Mother nature is all around us, even in cities the flowers grow, birds fly by and city loving mammals go about their business. As someone who lives in a city, when I make time to be in or around nature, I really appreciate it. I’m lucky as my passion and my job means I make time for it, but I know from talking to others, it doesn’t come so easily.

However, there is hope! Nature is on our doorstep all year round and to access it all you need is your own curiosity and a dollop of patience! It’s well documented that daily contact with nature is linked to better health, mentally and physically, lowering stress levels and reducing obesity. An amazing list of benefits that make it easy for me to make time for nature.

During the week, I predominantly work in an office and it’s fair to say that I spend a lot of my day staring at a screen, but I’ve worked out how and where I can get my ‘nature fix’.

It starts with my cycle to work. This takes me alongside two parks and a stretch of our very own Solent coast. By going this way, I have regularly been treated to sightings of our wonderful winter birds. On my route I have also encountered a green woodpecker, a kingfisher, avocet and just recently I spotted a little grebe with a pair of chicks that were enough to make your heart melt.

Spotting birds can be accessible in lots of environments, but as this makes up my DNA, it is a reflex response! So, I also make a conscious effort to appreciate other flora and fauna, however small or ‘insignificant’. This could be how trees sway in the breeze or how vines wrap around them. It could be the fungi growing in its many forms or even simply how the tides change.

My lunch break is also a time to experience nature, even with all the restrictions an urban environment can bring. I’ve recently found a walk that takes me past a concrete banked stream. Although this is far from the exquisiteness of the Itchen or Hamble rivers, nature has found a way to give it a splash of colour and beauty.
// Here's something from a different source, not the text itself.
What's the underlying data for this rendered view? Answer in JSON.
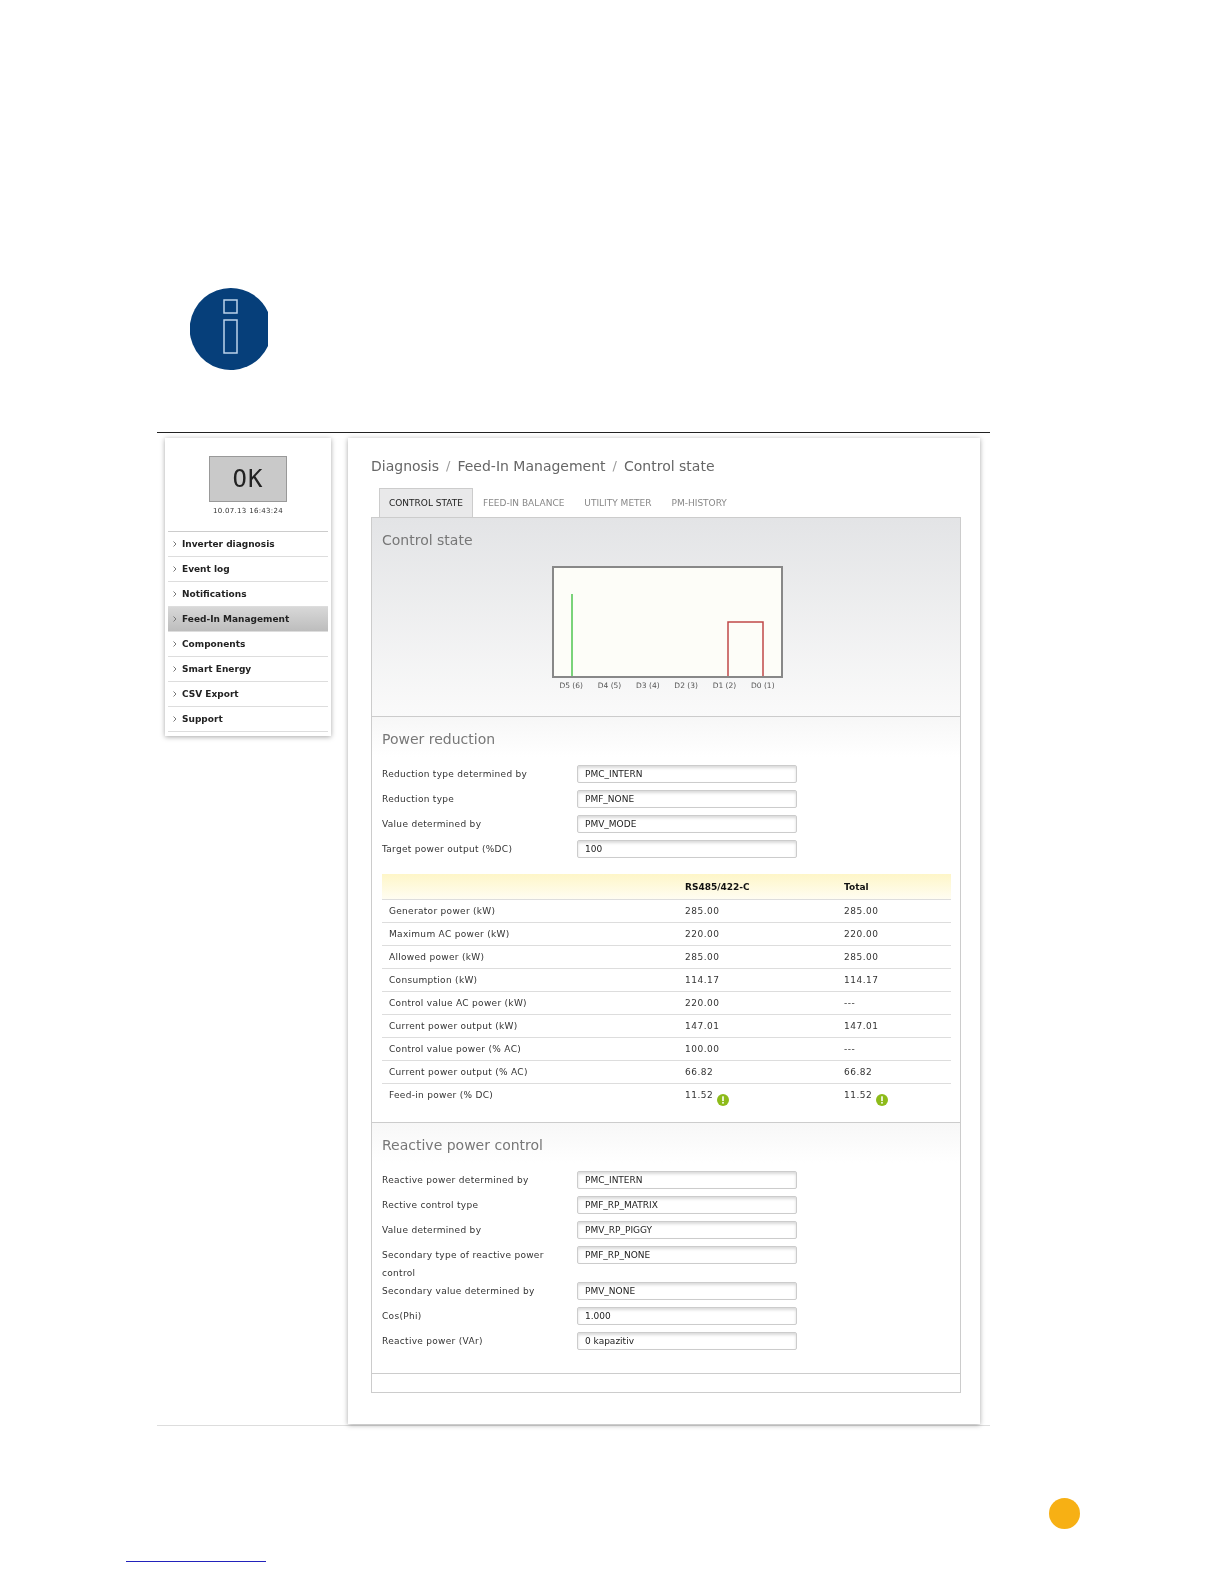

My last walk treated me with the sighting of a little egret using its feet as a lure for its next meal and a flock of sociable long-tailed tits bouncing through the branches.

Essentially, it’s not dramatic landscapes, deep dark forests or the sight of a large mammal roaming free that triggers me to be aware of nature. The small, local experiences are the ones that really make me connect with it.

Mother nature performs miracles for us every day. Trees in towns cool us in summer and trap air pollution, bees pollinate our crops, helping to put food on our table and we’re provided with great views and fresh air.

Without diverse nature and a healthy functioning natural environment we’ll be lost, so I urge you go find it!